DocuGen AI respects .gitignore rules to exclude files from documentation generation. The scanner (docugen/core/scanner.py) implements a robust gitignore parser that follows Git’s matching behavior.

Default Ignored Directories

Before parsing .gitignore, DocuGen excludes common build and cache directories:
DEFAULT_IGNORED_DIRS = {
    "__pycache__",
    ".git",
    ".venv",
    "venv",
    ".mypy_cache",
    ".pytest_cache",
    "build",
    "dist",
}
These directories are always ignored, even if not listed in .gitignore.

GitIgnore Rule Structure

Each rule is parsed into a GitIgnoreRule dataclass (docugen/core/scanner.py:20):
@dataclass(frozen=True)
class GitIgnoreRule:
    pattern: str        # The glob pattern to match
    negated: bool       # True if pattern starts with !
    directory_only: bool  # True if pattern ends with /
    anchored: bool      # True if pattern starts with /

Rule Properties

pattern
str
The glob pattern after removing special prefixes/suffixes
negated
bool
Whether this rule re-includes files (starts with !)
directory_only
bool
Whether the rule only matches directories (ends with /)
anchored
bool
Whether the pattern is anchored to the repository root (starts with /)

Parsing Algorithm

The _load_gitignore_rules() function (docugen/core/scanner.py:28) parses .gitignore:
def _load_gitignore_rules(root: Path) -> list[GitIgnoreRule]:
    gitignore_path = root / ".gitignore"
    if not gitignore_path.exists():
        return []

    rules: list[GitIgnoreRule] = []
    for raw_line in gitignore_path.read_text(encoding="utf-8", errors="ignore").splitlines():
        line = raw_line.strip()
        if not line or line.startswith("#"):
            continue

        negated = line.startswith("!")
        if negated:
            line = line[1:]

        directory_only = line.endswith("/")
        if directory_only:
            line = line[:-1]

        anchored = line.startswith("/")
        if anchored:
            line = line[1:]

        if line:
            rules.append(
                GitIgnoreRule(
                    pattern=line,
                    negated=negated,
                    directory_only=directory_only,
                    anchored=anchored,
                )
            )

    return rules

Parsing Steps

  1. Read file: Load .gitignore with UTF-8 encoding, ignoring errors
  2. Strip whitespace: Remove leading/trailing spaces
  3. Skip comments: Ignore lines starting with # or empty lines
  4. Extract negation: Check for ! prefix
  5. Extract directory flag: Check for / suffix
  6. Extract anchor: Check for / prefix
  7. Create rule: Build GitIgnoreRule object

Matching Algorithm

The _match_rule() function (docugen/core/scanner.py:64) determines if a path matches a rule:
def _match_rule(relative_path: str, is_dir: bool, rule: GitIgnoreRule) -> bool:
    normalized = relative_path.replace("\\", "/")

    if rule.anchored:
        path_matches = fnmatch.fnmatch(normalized, rule.pattern)
        subtree_matches = normalized.startswith(rule.pattern + "/")
    elif "/" in rule.pattern:
        path_matches = fnmatch.fnmatch(normalized, rule.pattern)
        subtree_matches = normalized.startswith(rule.pattern + "/")
    else:
        parts = normalized.split("/")
        path_matches = any(fnmatch.fnmatch(part, rule.pattern) for part in parts)
        subtree_matches = any(part == rule.pattern for part in parts)

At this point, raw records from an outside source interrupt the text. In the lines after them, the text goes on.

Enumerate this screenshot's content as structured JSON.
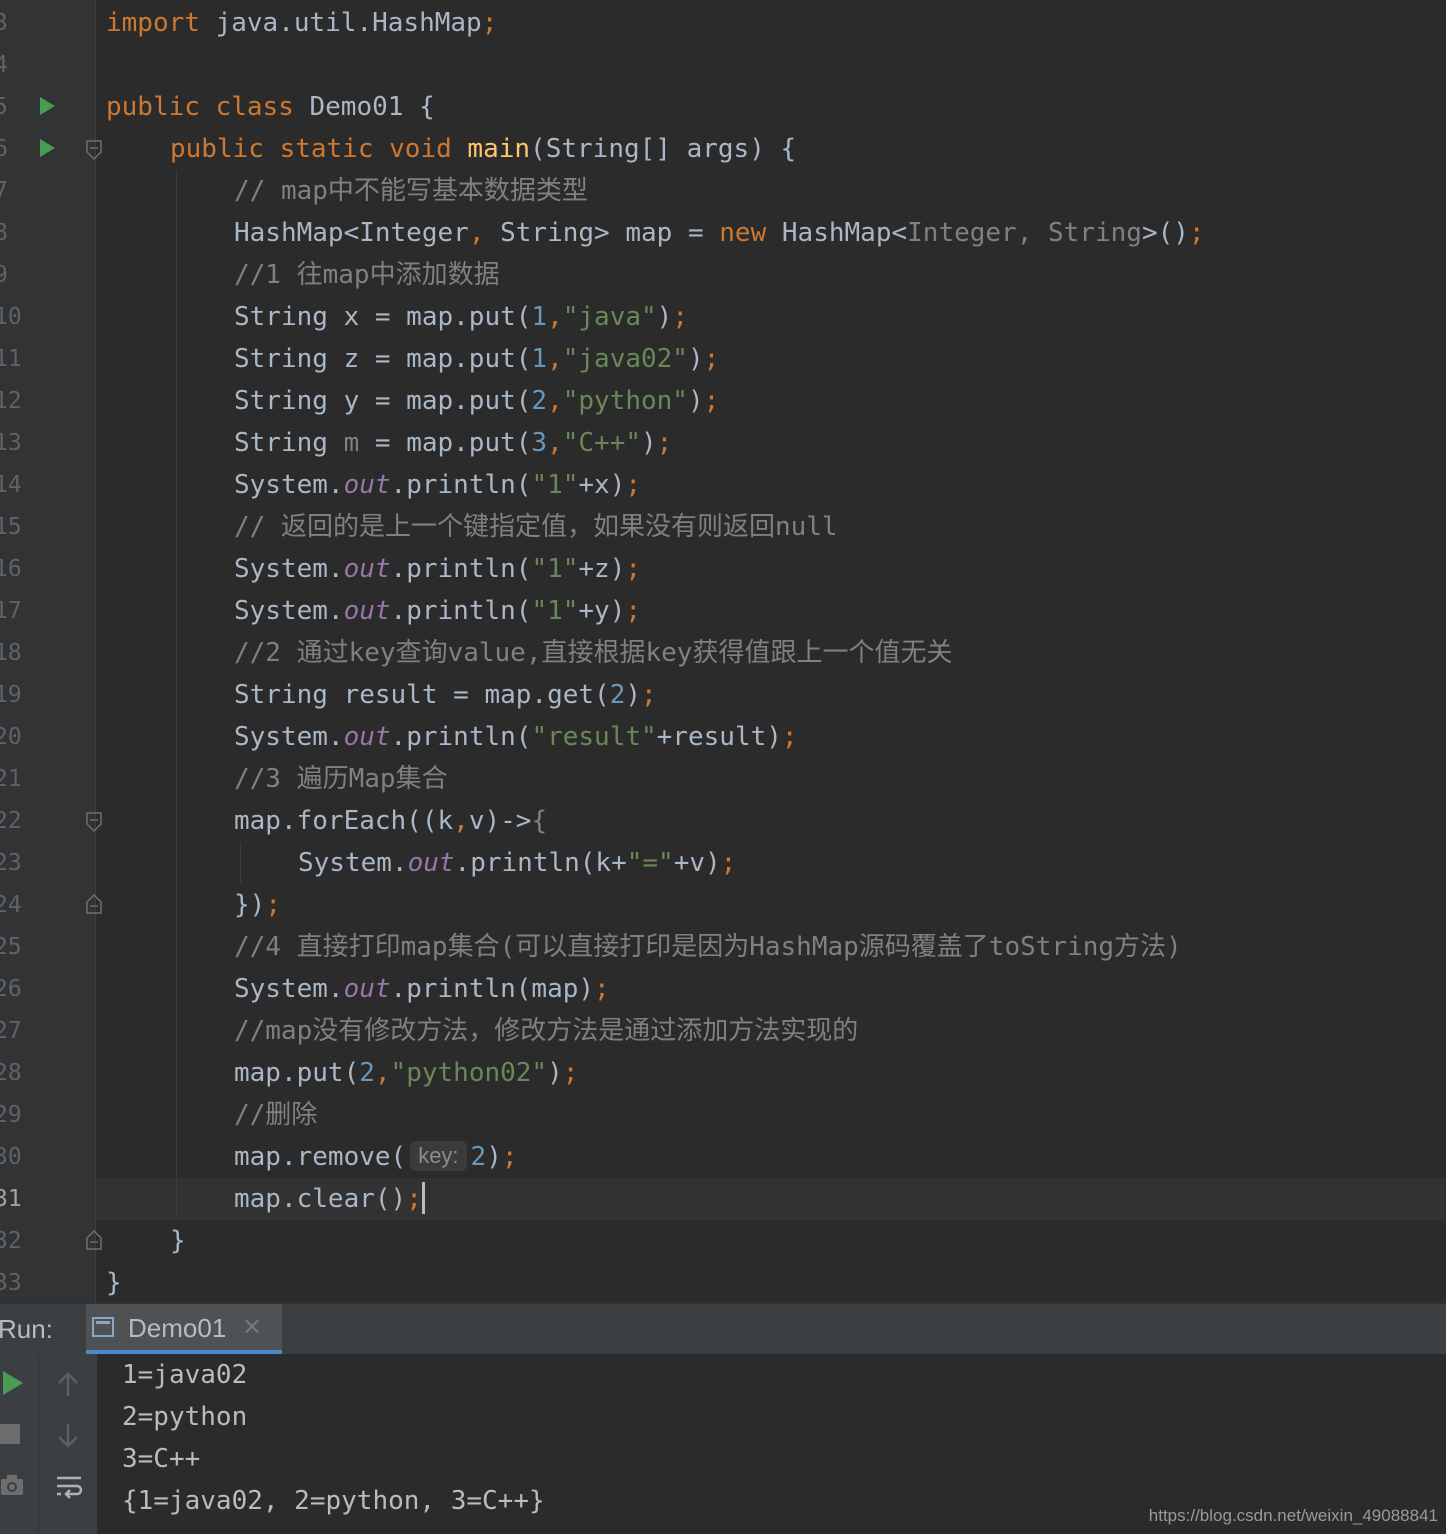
{
  "editor": {
    "line_numbers": [
      "3",
      "4",
      "5",
      "6",
      "7",
      "8",
      "9",
      "10",
      "11",
      "12",
      "13",
      "14",
      "15",
      "16",
      "17",
      "18",
      "19",
      "20",
      "21",
      "22",
      "23",
      "24",
      "25",
      "26",
      "27",
      "28",
      "29",
      "30",
      "31",
      "32",
      "33"
    ],
    "lines": {
      "l3": {
        "a": "import",
        "b": " java.util.HashMap",
        "c": ";"
      },
      "l5": {
        "a": "public class ",
        "b": "Demo01 {"
      },
      "l6": {
        "a": "public static void ",
        "b": "main",
        "c": "(String[] args) {"
      },
      "l7": {
        "cm": "// map中不能写基本数据类型"
      },
      "l8": {
        "a": "HashMap<Integer",
        "b": ", ",
        "c": "String> map = ",
        "d": "new ",
        "e": "HashMap<",
        "f": "Integer, String",
        "g": ">()",
        "h": ";"
      },
      "l9": {
        "cm": "//1 往map中添加数据"
      },
      "l10": {
        "a": "String x = map.put(",
        "n": "1",
        "c": ",",
        "s": "\"java\"",
        "e": ")",
        "f": ";"
      },
      "l11": {
        "a": "String z = map.put(",
        "n": "1",
        "c": ",",
        "s": "\"java02\"",
        "e": ")",
        "f": ";"
      },
      "l12": {
        "a": "String y = map.put(",
        "n": "2",
        "c": ",",
        "s": "\"python\"",
        "e": ")",
        "f": ";"
      },
      "l13": {
        "a": "String ",
        "g": "m",
        "b": " = map.put(",
        "n": "3",
        "c": ",",
        "s": "\"C++\"",
        "e": ")",
        "f": ";"
      },
      "l14": {
        "a": "System.",
        "o": "out",
        "b": ".println(",
        "s": "\"1\"",
        "c": "+x)",
        "f": ";"
      },
      "l15": {
        "cm": "// 返回的是上一个键指定值，如果没有则返回null"
      },
      "l16": {
        "a": "System.",
        "o": "out",
        "b": ".println(",
        "s": "\"1\"",
        "c": "+z)",
        "f": ";"
      },
      "l17": {
        "a": "System.",
        "o": "out",
        "b": ".println(",
        "s": "\"1\"",
        "c": "+y)",
        "f": ";"
      },
      "l18": {
        "cm": "//2 通过key查询value,直接根据key获得值跟上一个值无关"
      },
      "l19": {
        "a": "String result = map.get(",
        "n": "2",
        "c": ")",
        "f": ";"
      },
      "l20": {
        "a": "System.",
        "o": "out",
        "b": ".println(",
        "s": "\"result\"",
        "c": "+result)",
        "f": ";"
      },
      "l21": {
        "cm": "//3 遍历Map集合"
      },
      "l22": {
        "a": "map.forEach((k",
        "b": ",",
        "c": "v)->",
        "d": "{"
      },
      "l23": {
        "a": "System.",
        "o": "out",
        "b": ".println(k+",
        "s": "\"=\"",
        "c": "+v)",
        "f": ";"
      },
      "l24": {
        "a": "})",
        "f": ";"
      },
      "l25": {
        "cm": "//4 直接打印map集合(可以直接打印是因为HashMap源码覆盖了toString方法)"
      },
      "l26": {
        "a": "System.",
        "o": "out",
        "b": ".println(map)",
        "f": ";"
      },
      "l27": {
        "cm": "//map没有修改方法，修改方法是通过添加方法实现的"
      },
      "l28": {
        "a": "map.put(",
        "n": "2",
        "c": ",",
        "s": "\"python02\"",
        "e": ")",
        "f": ";"
      },
      "l29": {
        "cm": "//删除"
      },
      "l30": {
        "a": "map.remove(",
        "hint": "key:",
        "n": "2",
        "e": ")",
        "f": ";"
      },
      "l31": {
        "a": "map.clear()",
        "f": ";"
      },
      "l32": {
        "a": "}"
      },
      "l33": {
        "a": "}"
      }
    }
  },
  "run_panel": {
    "label": "Run:",
    "tab_label": "Demo01",
    "tab_close": "×",
    "output": [
      "1=java02",
      "2=python",
      "3=C++",
      "{1=java02, 2=python, 3=C++}"
    ]
  },
  "watermark": "https://blog.csdn.net/weixin_49088841",
  "icons": [
    "run-gutter-icon",
    "fold-icon",
    "rerun-icon",
    "stop-icon",
    "camera-icon",
    "scroll-up-icon",
    "scroll-down-icon",
    "soft-wrap-icon",
    "console-tab-icon"
  ],
  "colors": {
    "keyword": "#cc7832",
    "string": "#6a8759",
    "number": "#6897bb",
    "comment": "#808080",
    "field": "#9876aa",
    "method_decl": "#ffc66d",
    "text": "#a9b7c6",
    "background": "#2b2b2b"
  }
}
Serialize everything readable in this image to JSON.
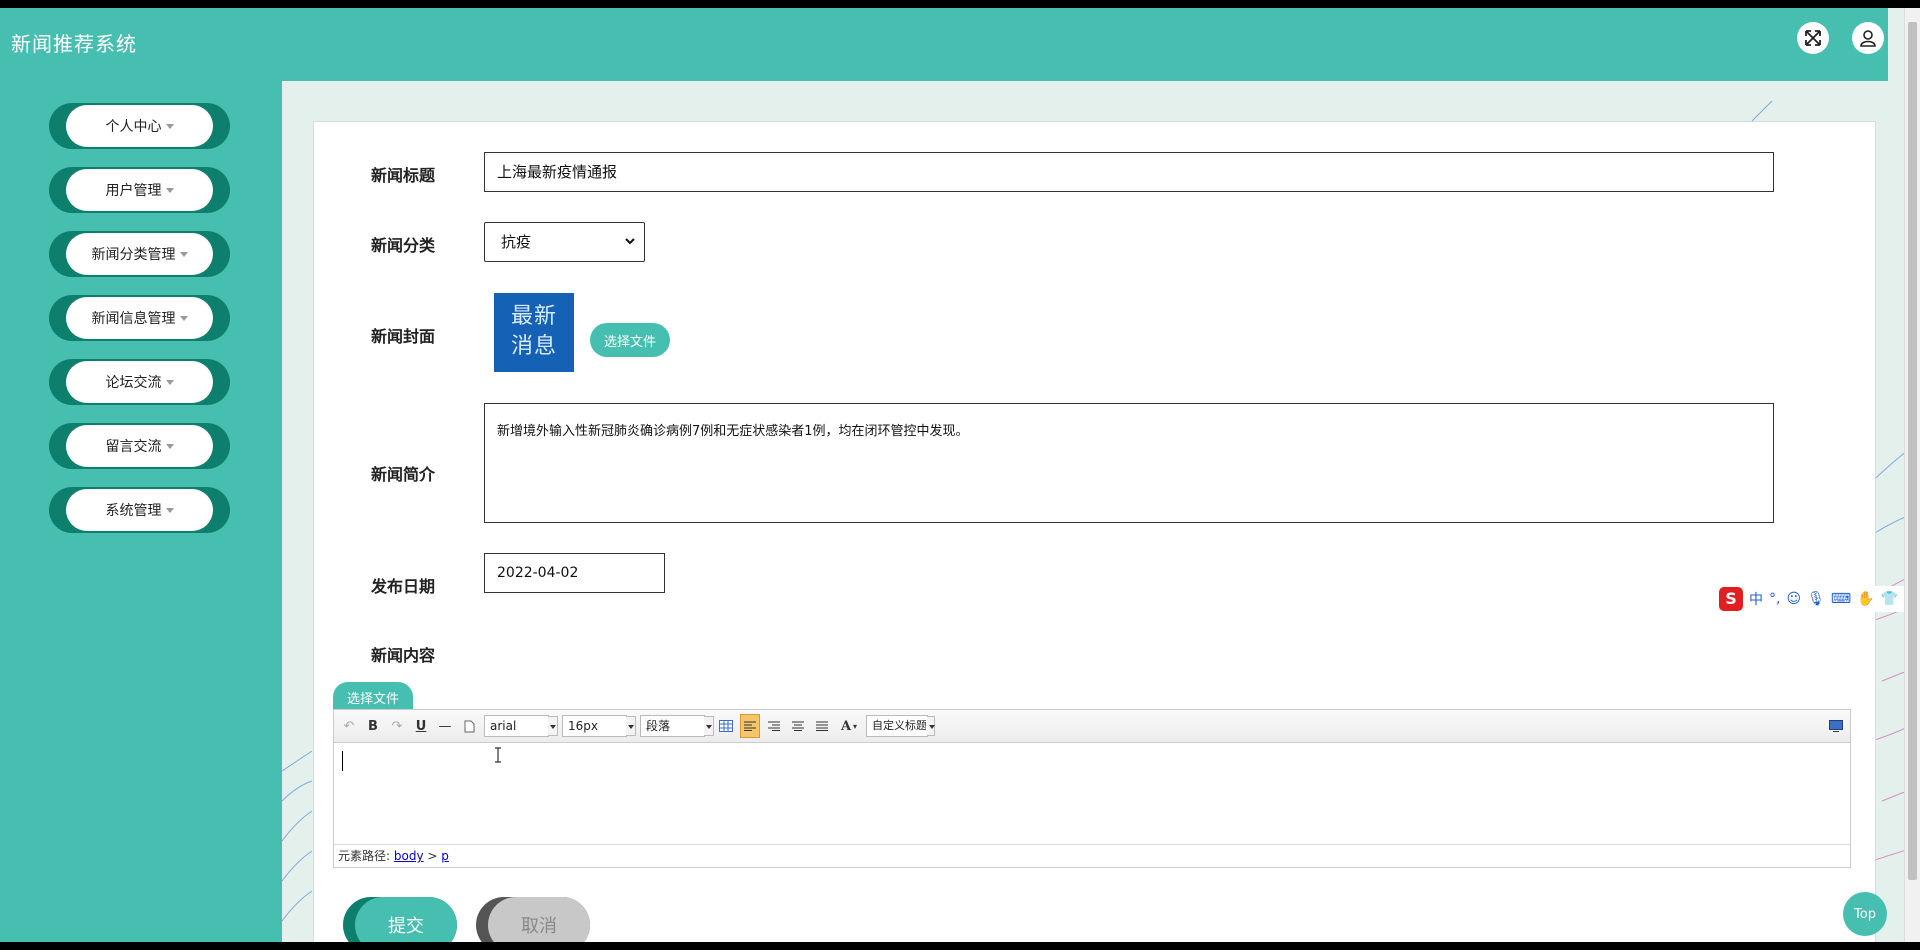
{
  "app": {
    "title": "新闻推荐系统"
  },
  "sidebar": {
    "items": [
      {
        "label": "个人中心"
      },
      {
        "label": "用户管理"
      },
      {
        "label": "新闻分类管理"
      },
      {
        "label": "新闻信息管理"
      },
      {
        "label": "论坛交流"
      },
      {
        "label": "留言交流"
      },
      {
        "label": "系统管理"
      }
    ]
  },
  "form": {
    "title_label": "新闻标题",
    "title_value": "上海最新疫情通报",
    "category_label": "新闻分类",
    "category_value": "抗疫",
    "cover_label": "新闻封面",
    "cover_image_text_line1": "最新",
    "cover_image_text_line2": "消息",
    "cover_button": "选择文件",
    "summary_label": "新闻简介",
    "summary_value": "新增境外输入性新冠肺炎确诊病例7例和无症状感染者1例，均在闭环管控中发现。",
    "date_label": "发布日期",
    "date_value": "2022-04-02",
    "content_label": "新闻内容",
    "content_file_button": "选择文件"
  },
  "editor": {
    "font_family": "arial",
    "font_size": "16px",
    "paragraph": "段落",
    "custom_title": "自定义标题",
    "status_prefix": "元素路径:",
    "path_body": "body",
    "path_sep": ">",
    "path_p": "p"
  },
  "actions": {
    "submit": "提交",
    "cancel": "取消"
  },
  "ime": {
    "logo": "S",
    "mode": "中",
    "punct": "°,"
  },
  "top_button": "Top",
  "colors": {
    "primary": "#46bfb1",
    "primary_dark": "#0d7f6c",
    "cancel": "#c8c8c8"
  }
}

    matched = path_matches or subtree_matches

    if rule.directory_only:
        return matched and is_dir

    return matched

Matching Logic

1

Normalize Path

Convert backslashes to forward slashes for cross-platform compatibility
2

Anchored Patterns

If pattern starts with /, match from repository root:
  • /tests matches tests/ but not src/tests/
3

Path-Based Patterns

If pattern contains /, match full path:
  • docs/*.py matches docs/config.py but not docs/api/client.py
4

Name-Based Patterns

If pattern has no /, match any path component:
  • *.pyc matches app.pyc and src/utils/cache.pyc
5

Directory Check

If pattern ends with /, only match directories

Ignore Decision Algorithm

The _is_ignored() function (docugen/core/scanner.py:86) applies rules in order:
def _is_ignored(relative_path: str, is_dir: bool, rules: list[GitIgnoreRule]) -> bool:
    ignored = False
    for rule in rules:
        if _match_rule(relative_path, is_dir, rule):
            ignored = not rule.negated
    return ignored
Rules are processed sequentially. Later rules override earlier rules, matching Git’s behavior.

Example Rule Processing

*.log          # Ignore all .log files
!important.log # Re-include important.log
logs/          # Ignore logs directory
!logs/keep/    # Re-include logs/keep directory
For important.log:
  1. First rule matches → ignored = True
  2. Second rule matches → ignored = False (negated)
  3. Final result: not ignored

Pattern Examples

Basic Patterns

# Ignore all Python bytecode
*.pyc
__pycache__/

# Ignore environment files
.env
.env.local

# Ignore build outputs
/dist/
/build/
*.egg-info/

# Ignore IDE files
.vscode/
.idea/
*.swp

# Ignore test outputs
.pytest_cache/
.coverage
htmlcov/

# But keep example configs
!config/example.env

Advanced Patterns

PatternMatchesDoes Not Match
*.logapp.log, src/debug.loglogs.txt
/logs/logs/ (root only)src/logs/
logs/logs/, src/logs/logs.txt
doc/*.mddoc/readme.mddoc/api/spec.md
doc/**/*.mdAll .md in doc/ subtree.md outside doc/
!*.pyRe-includes all .py files-

Custom Ignored Directories

You cannot override DEFAULT_IGNORED_DIRS through .gitignore. To include a default-ignored directory, you must modify the source:
from docugen.core.scanner import scan_python_files, DEFAULT_IGNORED_DIRS

# Remove a default exclusion
DEFAULT_IGNORED_DIRS.discard(".venv")

# Scan with modified defaults
files = scan_python_files("/path/to/project")
Modifying DEFAULT_IGNORED_DIRS affects the global state. Do this early in your application.

Scanning Process

The scan_python_files() function (docugen/core/scanner.py:94) orchestrates scanning:
def scan_python_files(root_path: str | Path) -> list[Path]:
    root = Path(root_path).expanduser().resolve()

    if not root.exists():
        raise FileNotFoundError(f"Path does not exist: {root}")

    if root.is_file():
        return [root] if root.suffix == ".py" else []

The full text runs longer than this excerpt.